Share

DIKIRA PEDAGANG BAKSO BIASA, TERNYATA?
DIKIRA PEDAGANG BAKSO BIASA, TERNYATA?
Penulis: Wiks_elsakkakini

Bab 1

"Apa Pekerjaan mu, sampai berani melamar anak kami??" tanya Pak Suryo, sambil memilin kumisnya yang tebal.

Bu Retno istri Pak Suryo, tampak mengibaskan tangannya, sehingga bunyi gemerincing gelang-gelang yang ia kenakan terdengar saling bergesekan.

Abdul tampak menundukkan kepalanya, sambil melirik gadis pujaan hatinya itu, dari sudut netranya.

Mayang yang tidak mengenal sosok Abdul, juga tampak mencibir, saat pemuda yang lumayan tampan itu, tiba-tiba datang siang itu, seorang diri, ingin melamar sang bunga desa, yang terkenal dengan kecantikannya.

"Emm, saya berjualan bakso di kota Pak, Bu" jawabnya sopan.

"Apa?? dagang bakso?" ulang Pak Suryo, kemudian tertawa dengan suaranya yang menggelegar. 

Lelaki paruh baya yang sudah berusia 50 tahunan itu, masih terlihat gagah dan tampan di usianya.

Bu Retno sendiri juga masih terlihat sangat cantik, maka tak heran, jika putri mereka satu-satunya itu, juga sangat lah cantik, menuruni wajah perpaduan kedua orangtuanya.. 

Tak lama, tampak seorang gadis, cukup cantik dan manis, keluar membawakan minuman untuk tamu majikannya ..

"Nih!! saya kasih tahu, kalau cuma pedagang bakso seperti kamu, cocoknya bersanding dengan gadis seperti Fitri ini!! sama-sama kelas rendahan!" ujar Bu Retno, mengejek putri dari pembantu mereka, yang kebetulan datang, untuk membantu kerepotan ibunya.

Fitri juga merupakan teman sekolah Mayang dulu, tapi mereka tidak akrab, karena Mayang tidak mau berteman dengan gadis sekelas Fitri, yang hanyalah anak seorang babu.

Abdul tampak menatap ke arah Fitri, yang seketika merah padam, menahan kesal dan malu.

"Silahkan di minum teh nya Mas" ucap gadis itu santun, kemudian segera masuk kembali, ke belakang. 

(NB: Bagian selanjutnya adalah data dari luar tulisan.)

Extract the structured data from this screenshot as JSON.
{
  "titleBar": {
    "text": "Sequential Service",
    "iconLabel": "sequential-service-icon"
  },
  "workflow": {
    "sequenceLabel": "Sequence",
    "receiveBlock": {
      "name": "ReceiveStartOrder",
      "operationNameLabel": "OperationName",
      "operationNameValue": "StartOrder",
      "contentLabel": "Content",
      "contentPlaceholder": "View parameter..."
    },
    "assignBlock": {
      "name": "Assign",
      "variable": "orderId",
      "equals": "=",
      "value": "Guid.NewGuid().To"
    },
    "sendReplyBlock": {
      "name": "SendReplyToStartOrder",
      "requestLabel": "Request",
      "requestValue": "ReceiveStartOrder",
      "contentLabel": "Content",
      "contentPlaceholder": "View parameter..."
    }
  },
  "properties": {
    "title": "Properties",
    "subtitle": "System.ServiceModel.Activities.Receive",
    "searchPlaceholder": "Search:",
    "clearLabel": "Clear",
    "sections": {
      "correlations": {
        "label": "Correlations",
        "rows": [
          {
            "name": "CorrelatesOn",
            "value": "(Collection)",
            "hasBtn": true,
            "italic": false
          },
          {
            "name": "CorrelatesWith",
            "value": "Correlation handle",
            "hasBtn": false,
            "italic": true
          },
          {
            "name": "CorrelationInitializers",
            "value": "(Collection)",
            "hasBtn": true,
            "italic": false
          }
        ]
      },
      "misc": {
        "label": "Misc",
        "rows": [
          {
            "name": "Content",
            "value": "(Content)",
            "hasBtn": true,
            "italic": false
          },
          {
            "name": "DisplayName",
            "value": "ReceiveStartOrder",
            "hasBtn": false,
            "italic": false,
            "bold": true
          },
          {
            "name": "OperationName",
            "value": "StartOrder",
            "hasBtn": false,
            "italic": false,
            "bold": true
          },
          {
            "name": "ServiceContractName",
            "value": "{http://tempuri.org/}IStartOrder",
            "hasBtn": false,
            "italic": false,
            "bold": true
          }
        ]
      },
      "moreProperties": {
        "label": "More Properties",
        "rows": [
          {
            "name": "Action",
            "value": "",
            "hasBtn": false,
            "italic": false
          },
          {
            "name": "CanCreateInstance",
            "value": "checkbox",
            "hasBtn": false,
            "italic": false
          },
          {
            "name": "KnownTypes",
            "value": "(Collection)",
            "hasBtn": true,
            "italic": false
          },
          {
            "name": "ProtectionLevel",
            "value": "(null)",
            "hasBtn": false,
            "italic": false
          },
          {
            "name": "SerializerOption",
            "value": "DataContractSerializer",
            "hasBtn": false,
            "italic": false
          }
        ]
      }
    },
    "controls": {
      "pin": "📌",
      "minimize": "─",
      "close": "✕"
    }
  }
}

Abdul tampak terpana dengan senyum manis Fitri, yang jika diperhatikan, ternyata lebih cantik dari Mayang.

Mungkin Fitri tak terlihat menarik, karena dia mengenakan pakaian yang sangat sederhana.

"Ayo di minum dulu, daripada terbuang percuma! setelah itu pergilah dari sini, karena kami tidak akan menikahkan anak gadis kami, dengan lelaki sekelas kamu" ucap Pak Suryo sombong.

Semenjak tahu sambutan mereka yang tidak mengenakkan dan sangat merendahkan, sebenarnya Abdul sudah merasa ilfill seketika. Dia tak berselera lagi, untuk melanjutkan niatnya.

Benar apa yang di katakan oleh Neneknya, jika ingin mencari istri, jangan karena terpesona dengan wajahnya. Tapi teliti dulu perilaku nya.

Jika seperti ini kejadiannya, tanpa di minta mundur pun, Abdul memang sudah berniat mundur, karena tidak mungkin, perempuan seperti Mayang itu, akan mau hidup berdampingan, bahkan satu rumah dengan Neneknya, yang sekarang mulai sakit-sakitan. 

Setelah meminum teh buatan gadis tadi, Abdul pun segera undur diri. Mayang dan bu Retno tak menggubris pemuda itu, bahkan melirik pun tidak. 

Sedangkan Pak Suryo hanya mengangguk, tanpa mau menerima jabatan tangan dari Abdul.

Dengan hati yang sedikit sakit, akibat penyambutan yang dia terima, Abdul segera keluar, tanpa menoleh lagi.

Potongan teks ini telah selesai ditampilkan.